If someone has ready access to different machines on different connections and has problems signing into MSN, you might wat to try ths out and see if it was a fluke or if it really IS a problem linked to the user. My theory is that some of the problems are related to MS systems relying on a some kind of distributed database of user credentials, and that in the process of "improving" things with 64-bit systems that sections of this database drop out from time to time.
It's all great and wonderful that MS wants to stay cutting edge and maintain capacity to handle their huge demand, but how they seem to go about it really irritates me. If it ain't broke, don't fix it! It's like their upgrades are often a massive, disruptive undertaking. Can they not roll this stuff out more gradually--like over a couple of years instead of a few problem-plagued weeks and months?

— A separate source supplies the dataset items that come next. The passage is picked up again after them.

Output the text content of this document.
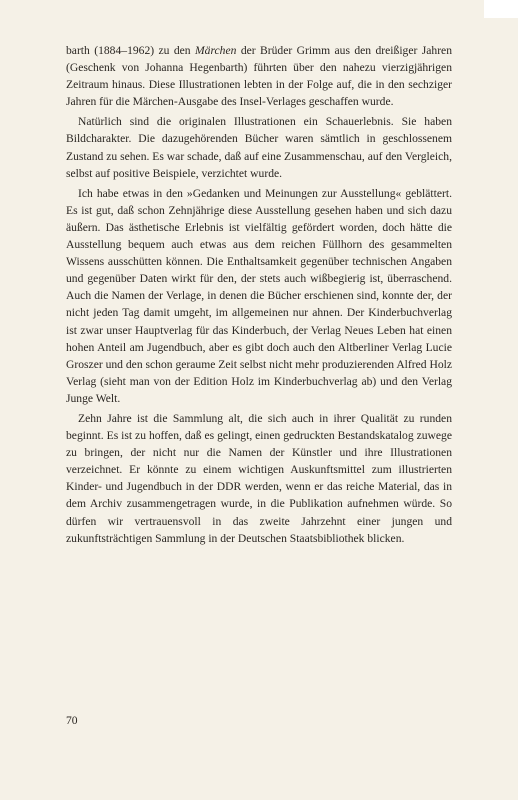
barth (1884–1962) zu den Märchen der Brüder Grimm aus den dreißiger Jahren (Geschenk von Johanna Hegenbarth) führten über den nahezu vierzigjährigen Zeitraum hinaus. Diese Illustrationen lebten in der Folge auf, die in den sechziger Jahren für die Märchen-Ausgabe des Insel-Verlages geschaffen wurde.

Natürlich sind die originalen Illustrationen ein Schauerlebnis. Sie haben Bildcharakter. Die dazugehörenden Bücher waren sämtlich in geschlossenem Zustand zu sehen. Es war schade, daß auf eine Zusammenschau, auf den Vergleich, selbst auf positive Beispiele, verzichtet wurde.

Ich habe etwas in den »Gedanken und Meinungen zur Ausstellung« geblättert. Es ist gut, daß schon Zehnjährige diese Ausstellung gesehen haben und sich dazu äußern. Das ästhetische Erlebnis ist vielfältig gefördert worden, doch hätte die Ausstellung bequem auch etwas aus dem reichen Füllhorn des gesammelten Wissens ausschütten können. Die Enthaltsamkeit gegenüber technischen Angaben und gegenüber Daten wirkt für den, der stets auch wißbegierig ist, überraschend. Auch die Namen der Verlage, in denen die Bücher erschienen sind, konnte der, der nicht jeden Tag damit umgeht, im allgemeinen nur ahnen. Der Kinderbuchverlag ist zwar unser Hauptverlag für das Kinderbuch, der Verlag Neues Leben hat einen hohen Anteil am Jugendbuch, aber es gibt doch auch den Altberliner Verlag Lucie Groszer und den schon geraume Zeit selbst nicht mehr produzierenden Alfred Holz Verlag (sieht man von der Edition Holz im Kinderbuchverlag ab) und den Verlag Junge Welt.

Zehn Jahre ist die Sammlung alt, die sich auch in ihrer Qualität zu runden beginnt. Es ist zu hoffen, daß es gelingt, einen gedruckten Bestandskatalog zuwege zu bringen, der nicht nur die Namen der Künstler und ihre Illustrationen verzeichnet. Er könnte zu einem wichtigen Auskunftsmittel zum illustrierten Kinder- und Jugendbuch in der DDR werden, wenn er das reiche Material, das in dem Archiv zusammengetragen wurde, in die Publikation aufnehmen würde. So dürfen wir vertrauensvoll in das zweite Jahrzehnt einer jungen und zukunftsträchtigen Sammlung in der Deutschen Staatsbibliothek blicken.

70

The frustrating part is that even paying users are subjected to some of these problems--so much for getting what you pay for. Even my free Yahoo account seems to be more reliable these days.
... it's because there doesn't seem to be any decent anti-virus software for 64 bit Microsoft Windows?
I sure as hell wouldn't put a Microsoft Windows machine live without any... not and expect it to last very long.
...Rob
The American Dream isn't an SUV and a house in the suburbs; it's Don't Tread On Me.
Although the maximum nonpaged pool size in the 32 bit versions is 256MB, but it may be auto-set to less if you have less than 1GB of memory. You can override the default by setting HKLM\SYSTEM\CurrentControlSet\Control\Session Manager\Memory Management\NonPagedPoolSize to the number of bytes you want the pool to be.
You can use the driver verifier's (verifier.exe) pool tracking function to see how much memory tcpip.sys is taking up.
The nonpaged pool limit in the 64 bit versions is 128GB.
are you really that stupid? It's 30 million unique visitors a day... that doesn't mean it's not the same 30 million from the day before, it means they have 30 million UNIQUE visitors, versus 30 million HITS, half of which may have been from just 1 person. Welcome to teh intraweb, pleze enjoy ur stay keke!